In this contribution, we develop and present a framework for networked model predictive control of spatially distributed processes modeled by parabolic PDEs with sensor measurements that are transmitted to the controller over a resource-constrained communication medium. The aim of this work is to enforce the desired stability and optimality properties with minimal sensor-controller information exchange. To this end, a finite-dimensional approximate model is initially obtained using model reduction techniques to capture the dominant dynamics of the infinite-dimensional system, and is then used to design a Lyapunov-based model predictive controller (LMPC) that enforces closed-loop stability for a given sensor-controller communication rate. The control action is generated by solving a model-based finite-horizon optimization problem based on an appropriate cost functional subject to constraints on the process dynamics, states and inputs. The controller guarantees the decay of the Lyapunov function over each sampling interval within a well-defined stability region. Unlike conventional LMPC formulations, however, the sensors do not transmit the measurements at a fixed rate, but instead communicate with the controller in an adaptive fashion. The key idea is to monitor the evolution of the Lyapunov function at the sampling times and suspend communication for periods when the prescribed stability threshold is satisfied. During such periods, the predictive controller relies on the available model to estimate the slow states of the infinite-dimensional system, and computes the control action using an open-loop optimization formulation. At times when the sampled state begins to breach the expected stability threshold, communication is restored and the controller switches back to using the sampled measurements to update the model predictions and repeat the optimization at each sampling time. Finally, the implementation of the finite-dimensional networked control structure on the infinite-dimensional system is analyzed, and the results are illustrated using a representative diffusion-reaction process example.

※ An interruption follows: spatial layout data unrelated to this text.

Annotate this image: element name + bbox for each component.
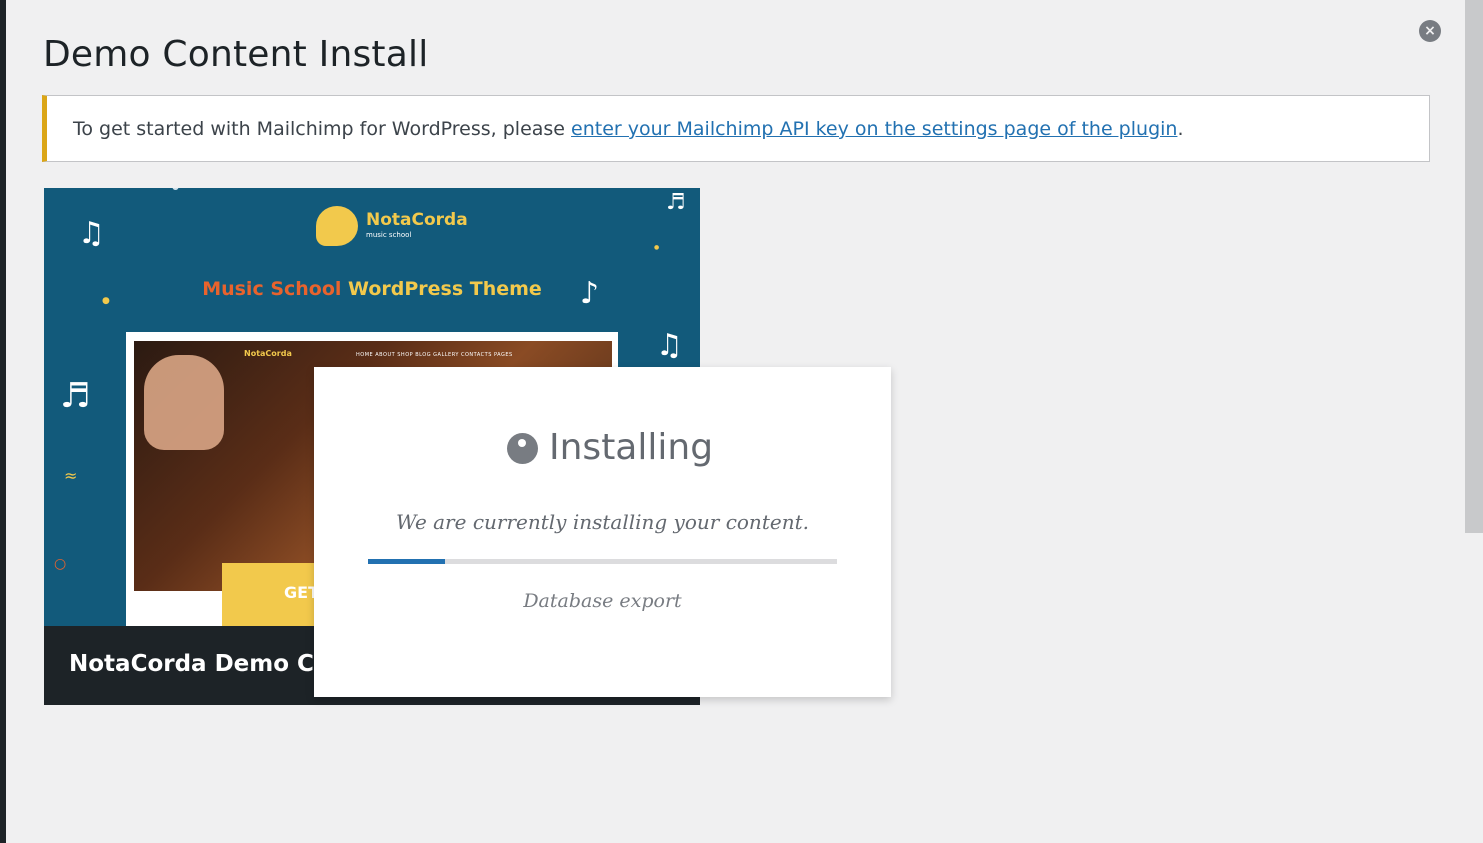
preview-hero-part2: WordPress Theme xyxy=(341,278,542,300)
modal-title: Installing xyxy=(549,427,714,468)
preview-hero-title: Music School WordPress Theme xyxy=(44,278,700,300)
dot-icon: ● xyxy=(172,188,179,191)
circle-icon: ○ xyxy=(54,556,67,572)
mock-logo: NotaCorda xyxy=(244,349,292,358)
notice-text-after: . xyxy=(1177,118,1184,140)
music-notes-icon: ♬ xyxy=(60,376,91,416)
mock-nav: HOME ABOUT SHOP BLOG GALLERY CONTACTS PA… xyxy=(356,352,513,358)
notacorda-logo-icon xyxy=(316,206,358,246)
install-modal: Installing We are currently installing y… xyxy=(314,367,891,697)
page-title: Demo Content Install xyxy=(43,34,429,75)
preview-logo-name: NotaCorda xyxy=(366,210,468,230)
mailchimp-notice: To get started with Mailchimp for WordPr… xyxy=(42,95,1430,162)
preview-logo-tagline: music school xyxy=(366,231,412,239)
notice-text: To get started with Mailchimp for WordPr… xyxy=(73,118,1184,140)
close-icon[interactable]: × xyxy=(1419,20,1441,42)
modal-step: Database export xyxy=(523,590,682,612)
admin-sidebar-edge xyxy=(0,0,6,843)
progress-bar xyxy=(368,559,837,564)
music-notes-icon: ♬ xyxy=(666,190,686,215)
music-note-icon: ♫ xyxy=(656,328,683,363)
spinner-icon xyxy=(507,433,538,464)
scrollbar-thumb[interactable] xyxy=(1465,0,1483,533)
music-note-icon: ♪ xyxy=(580,276,600,311)
music-note-icon: ♫ xyxy=(78,216,105,251)
dot-icon: ● xyxy=(654,244,660,251)
progress-fill xyxy=(368,559,446,564)
modal-message: We are currently installing your content… xyxy=(396,510,809,534)
mailchimp-settings-link[interactable]: enter your Mailchimp API key on the sett… xyxy=(571,118,1177,140)
hand-image xyxy=(144,355,224,450)
dot-icon: ● xyxy=(102,296,110,306)
squiggle-icon: ≈ xyxy=(64,466,78,485)
preview-hero-part1: Music School xyxy=(202,278,342,300)
notice-text-before: To get started with Mailchimp for WordPr… xyxy=(73,118,572,140)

[1] Sun, Y., S. Ghantasala and N. H. El-Farra, ``Networked Control of Spatially Distributed Processes with Sensor-Controller Communication Constraints,'' Proceedings of American Control Conference, pp. 2489-2494, St. Louis, MO, 2009.

[2] Yao, Z. and N. H. El-Farra, ``Resource-Aware Scheduled Control of Distributed Process Systems Over Wireless Sensor Networks," Proceedings of American Control Conference, pp. 4121-4126, Baltimore, MD, 2010.